Secondly note that this approach does not reduce the number of matrix elements. To utilize the deconstructed matrix, we employ the Lanczos algorithm for diagonalization. The Lanczos algorithm constructs an approximation to the lowest eigenpairs of a matrix through iterative multiplication by a vector. Consequently, the computational complexity of diagonalization is scaled down to that of matrix-vector multiplication. As our focus is solely on the lowest eigenvalues, we do not lose any relevant information by not computing the entire solution. In the decomposed form, as illustrated above, we can efficiently apply the interaction kernels to a vector $X \in \mathbb{C}^{N_vN_cN_k}$:

For the matrix $V$, we derive:

$$ [V \cdot X]_{vck} = \frac{1} {N_k} \sum_{k'} \sum_{v'} \sum_{c'} \sum_{\mu=1}^{N_\mu^V} \sum_{\nu=1}^{N_\mu^V} u_{ck}^*(\mathbf{r}_\mu) u_{vk}(\mathbf{r}_\mu) \tilde{V}_{\mu\nu} u^*_{v'k'}(\mathbf{r}_\nu) u_{c'k'}(\mathbf{r}_\nu) \cdot X_{k' v' c'}. $$Rearranging the summations reveals an efficient evaluation of the matrix-vector product:

$$ [V \cdot X]_{vck} = \frac{1} {N_k} \sum_{\mu=1}^{N_\mu^V} u^*_{ck}(\mathbf{r}_\mu) u_{vk}(\mathbf{r}_\mu) \left\{ \sum_{\nu=1}^{N_\mu^V} \tilde V_{\mu\nu} \left[ \sum_{k'} \left( \sum_{c'} u_{c'k'}(\mathbf{r}_\nu) \left[ \sum_{v'} u^*_{v'k'}(\mathbf{r}_\nu) \cdot X_{k' v' c'} \right] \right) \right] \right\}, $$which scales as $\mathcal{O}(N_\mu^V N_v N_c N_k + N_\mu N_c N_k)$, thus linear with respect to the number of $\mathbf{k}$-points and quadratic with the number of electrons ($\mathcal{O}(N_e) \approx \mathcal{O}(N_v) \approx \mathcal{O}(N_c)$).

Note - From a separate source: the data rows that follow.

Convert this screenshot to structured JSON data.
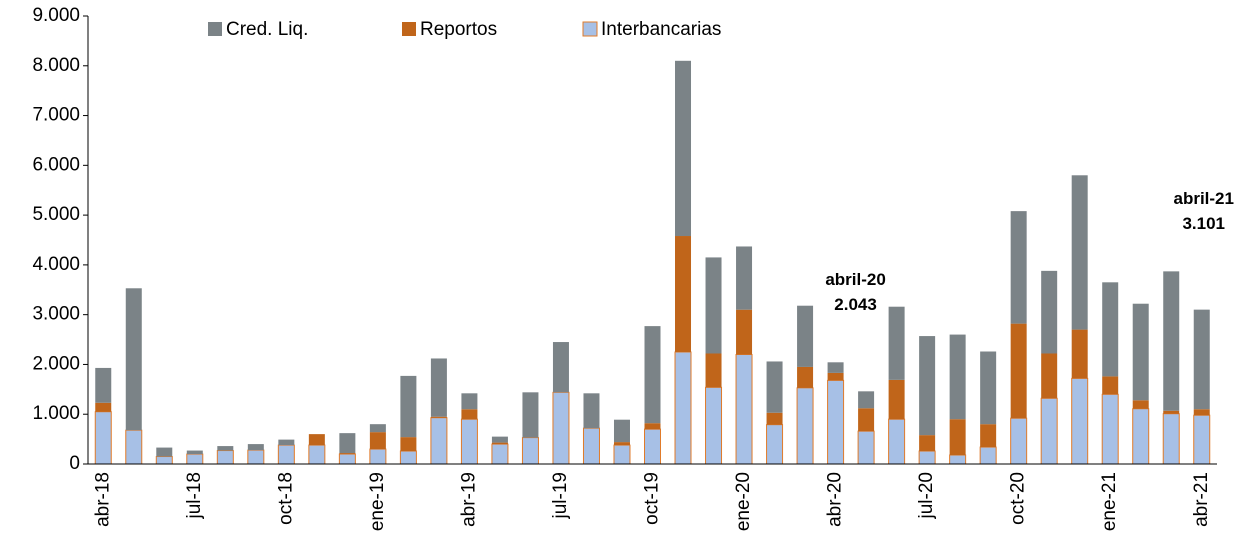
{
  "chart_data": {
    "type": "stacked_bar",
    "categories": [
      "abr-18",
      null,
      null,
      "jul-18",
      null,
      null,
      "oct-18",
      null,
      null,
      "ene-19",
      null,
      null,
      "abr-19",
      null,
      null,
      "jul-19",
      null,
      null,
      "oct-19",
      null,
      null,
      "ene-20",
      null,
      null,
      "abr-20",
      null,
      null,
      "jul-20",
      null,
      null,
      "oct-20",
      null,
      null,
      "ene-21",
      null,
      null,
      "abr-21"
    ],
    "series": [
      {
        "name": "Cred. Liq.",
        "color": "#7b8387",
        "values": [
          700,
          2850,
          180,
          70,
          90,
          120,
          110,
          0,
          400,
          160,
          1230,
          1170,
          320,
          120,
          910,
          1010,
          700,
          450,
          1950,
          3520,
          1930,
          1270,
          1030,
          1230,
          213,
          340,
          1470,
          1990,
          1700,
          1460,
          2260,
          1660,
          3100,
          1890,
          1940,
          2800,
          2001
        ]
      },
      {
        "name": "Reportos",
        "color": "#c0651a",
        "values": [
          180,
          0,
          0,
          0,
          0,
          0,
          0,
          220,
          20,
          340,
          280,
          20,
          200,
          30,
          0,
          0,
          0,
          60,
          120,
          2330,
          680,
          900,
          240,
          420,
          150,
          460,
          790,
          320,
          720,
          460,
          1900,
          900,
          980,
          360,
          170,
          60,
          120
        ]
      },
      {
        "name": "Interbancarias",
        "color": "#a7c0e6",
        "values": [
          1050,
          680,
          150,
          200,
          270,
          280,
          380,
          380,
          200,
          300,
          260,
          930,
          900,
          400,
          530,
          1440,
          720,
          380,
          700,
          2250,
          1540,
          2200,
          790,
          1530,
          1680,
          660,
          900,
          260,
          180,
          340,
          920,
          1320,
          1720,
          1400,
          1110,
          1010,
          980
        ]
      }
    ],
    "annotations": [
      {
        "category": 24,
        "lines": [
          "abril-20",
          "2.043"
        ]
      },
      {
        "category": 36,
        "lines": [
          "abril-21",
          "3.101"
        ]
      }
    ],
    "ylim": [
      0,
      9000
    ],
    "yticks": [
      0,
      {
        "value": 1000,
        "label": "1.000"
      },
      {
        "value": 2000,
        "label": "2.000"
      },
      {
        "value": 3000,
        "label": "3.000"
      },
      {
        "value": 4000,
        "label": "4.000"
      },
      {
        "value": 5000,
        "label": "5.000"
      },
      {
        "value": 6000,
        "label": "6.000"
      },
      {
        "value": 7000,
        "label": "7.000"
      },
      {
        "value": 8000,
        "label": "8.000"
      },
      {
        "value": 9000,
        "label": "9.000"
      }
    ],
    "legend": "top"
  }
}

For the matrix $W$, the expression becomes:

$$ [W_A\cdot X]_{vck} = \frac{1}{N_k} \sum_{k'} \sum_{v'} \sum_{c'} \sum_{\nu=1}^{N_\mu^{W_v}} \sum_{\mu=1}^{N_\mu^{W_c}} u^*_{v'k'}(\mathbf r_\nu^{W_v}) u_{vk}(\mathbf r_\nu^{W_v}) \tilde{W}_{\mu\nu, \mathbf{k-k'}} u^*_{ck}(\mathbf r_\mu^{W_c}) u_{c'k'}(\mathbf r_\mu^{W_c}) \cdot X_{v'c'k'}. $$Once again, reordering the summations yields an efficient matrix-vector product evaluation:

$$ [W_A\cdot X]_{vck} = \frac{1} {N_k} \sum_{\nu=1}^{N_\mu^{W_v}} u_{vk}(\mathbf r_\nu^{W_v}) \left\{ \sum_{\mu=1}^{N_\mu^{W_c}} u^*_{ck}(\mathbf r_\mu^{W_c}) \left[ \sum_{\mathbf{k'}} \tilde{W}_{\mu\nu, \mathbf{k-k'}} \left( \sum_{c'} u_{c'k'}(\mathbf r_\mu^{W_c}) \left[ \sum_{v'} \cdot u^*_{\mathbf{k'}j_o}(\mathbf{\hat{r}}_\nu^W) X(\mathbf{k'} j_o j_u) \right] \right) \right] \right\}, $$which scales as $\mathcal{O}(N_\mu^{W_v}N_v N_c N_k + N_\mu^{W_v}N_\mu^{W_c}(N_c N_k + N_k \log N_k))$. The term $\mathcal{O}(N_k \log N_k)$ arises from the sum over $k'$:

$$ \sum_{k'} W_{k-k'}A_{k'}, $$which is a discrete convolution that can be efficiently calculated using **fast Fourier transformations**.

As an example, you will calculate the absorption spectrum for diamond on a $4 \times 4 \times 4$ $\mathbf k$-grid. Please note that the parameters are not converged. A converged calculation would require too many resources for a tutorial calculation.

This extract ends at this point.